For teachers who are eager to engender in their students an excitement for laboratory science but don't have the resources in their own schools to do so, the partnership with Tufts is a boon.

"I really want to find kids and inspire them to study science, but I need an interesting hook," says Rocco Cieri, a science teacher at Medford High School. The experiments he learned at Tufts-testing soy products for genetic modification and analyzing maternal ancestry-may just do the trick.

Amanda Tsoi, who teaches at Somerville High, says in the past she would talk to her chemistry students about genetic testing or maternal ancestry, and "it would sound like magic, or at worse be completely indecipherable. Now, "to actually have an experiment where you're doing this lab, it makes the idea more realistic," she says.

Ultimately, students also need to learn the most important science lesson of all: failure.

"In the classroom, we may do an experiment, but it's an experiment in name only. I know how it's going to end, and they know how it's going to end," says Somerville High School science teacher Chris Angelli. "It's important to show them that science doesn't always work, and that's why we call them experiments."

"Students need to be prepared for failure," says Walt. "They need to understand how to overcome that."

The program also shows high school students who don't have many role models who have attended college "that it is a path they can take," says Angelli. "There is a career they could pursue in science, and this is their first step."

Two-Way Learning

The week of training for the high school teachers was developed and led by Tufts seniors Jan Fouad, Dan Rodkey and Shrikar Rajagopal, in consultation with Walt, Meredith Knight, the coordinator for CO-OP, and graduate student mentors. They selected the labs with an eye to what topics would engage high school students.

The Tufts students "began to take ownership and make a huge amount of progress," says Walt. "There was a team of minds that were working and bringing in new perspectives and ideas to the project that I couldn't do myself."

"It drives you to do better when you have to come up with your protocols and what you need to do once you fail," says Fouad, a biology major. "It drives you to work harder and understand what you're doing more."

"It was increased pressure and responsibility, but I think it was more fun that way," adds Rodkey, a chemical engineering major.

The undergraduates said they also surprised themselves with the expertise they gained while teaching the teachers.

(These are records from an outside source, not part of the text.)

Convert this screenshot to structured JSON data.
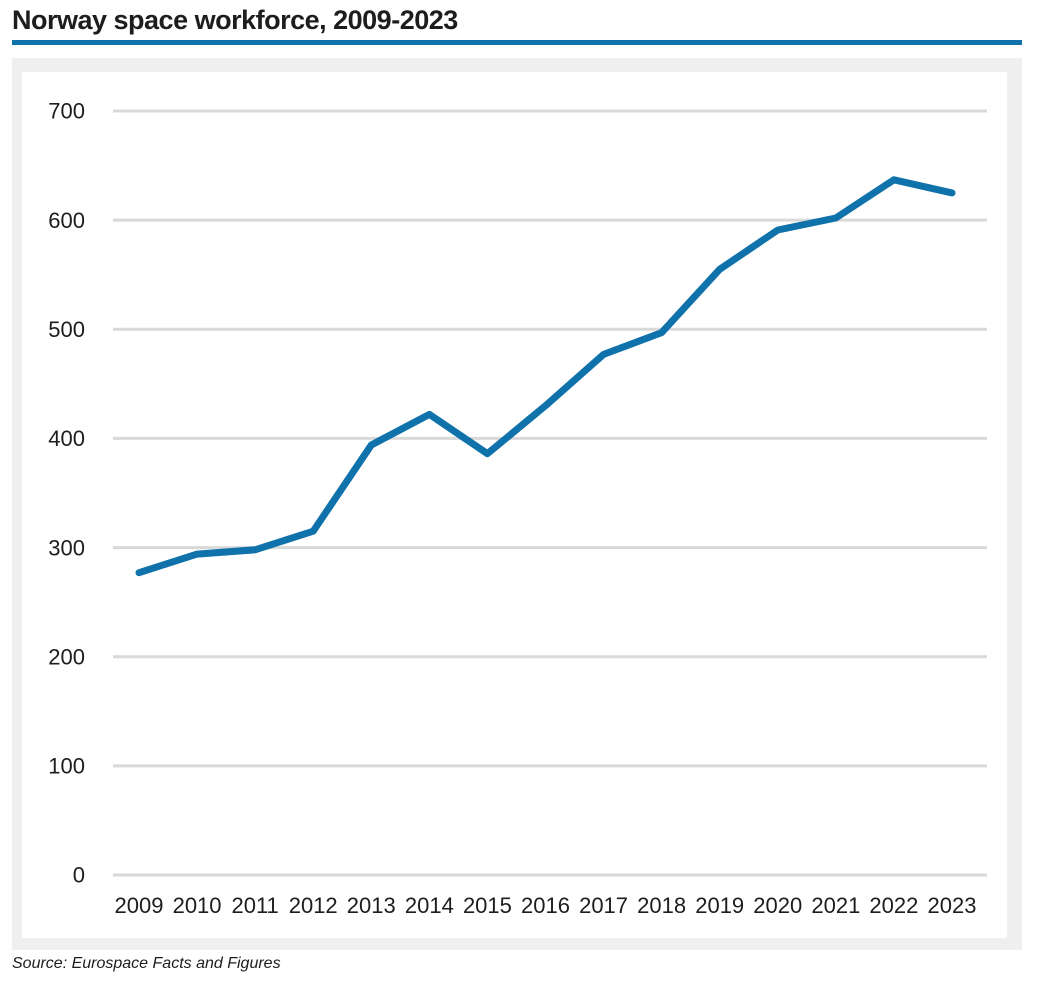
{
  "title": "Norway space workforce, 2009-2023",
  "source": "Source: Eurospace Facts and Figures",
  "colors": {
    "accent_blue": "#1072ab",
    "panel_gray": "#efefef",
    "gridline_gray": "#d9d9d9",
    "text_dark": "#1d1d1b"
  },
  "chart_data": {
    "type": "line",
    "title": "Norway space workforce, 2009-2023",
    "x": [
      2009,
      2010,
      2011,
      2012,
      2013,
      2014,
      2015,
      2016,
      2017,
      2018,
      2019,
      2020,
      2021,
      2022,
      2023
    ],
    "series": [
      {
        "name": "Norway space workforce",
        "values": [
          277,
          294,
          298,
          315,
          394,
          422,
          386,
          430,
          477,
          497,
          555,
          591,
          602,
          637,
          625
        ]
      }
    ],
    "xlabel": "",
    "ylabel": "",
    "ylim": [
      0,
      700
    ],
    "yticks": [
      0,
      100,
      200,
      300,
      400,
      500,
      600,
      700
    ],
    "grid": true,
    "legend_position": "none",
    "line_width": 7
  }
}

"You start explaining things to [the high school teachers], and it starts pouring off your tongue, and it's like, ‘Wow, that was all in there somewhere,' " says Rajagopal, also a biology major. "It felt good."

On top of the science, the Tufts students serve as role models for the high school students, answering questions about college life and making science more accessible. For the three Tufts students, who had similar introductions to science when they were in high school, they see their involvement in CO-OP as an opportunity to mentor those who might follow them into majoring in a science in college. Walt also sees it as potentially laying the groundwork for a lifetime of service.

"I think some of these Tufts students want to build on this aspect," he says. "They want to stay connected with their communities over time."

That's what Walt has done through his outreach to area schools during his nearly three decades at Tufts. He says part of what drives him is a conviction in what these young people are capable of accomplishing.

"They have a tremendous capability and capacity to absorb and learn new material," Walt says. His hypothesis: if you encourage those for whom science sets off a spark, "you'll see some dramatic results." For Walt, that's what makes CO-OP a successful experiment.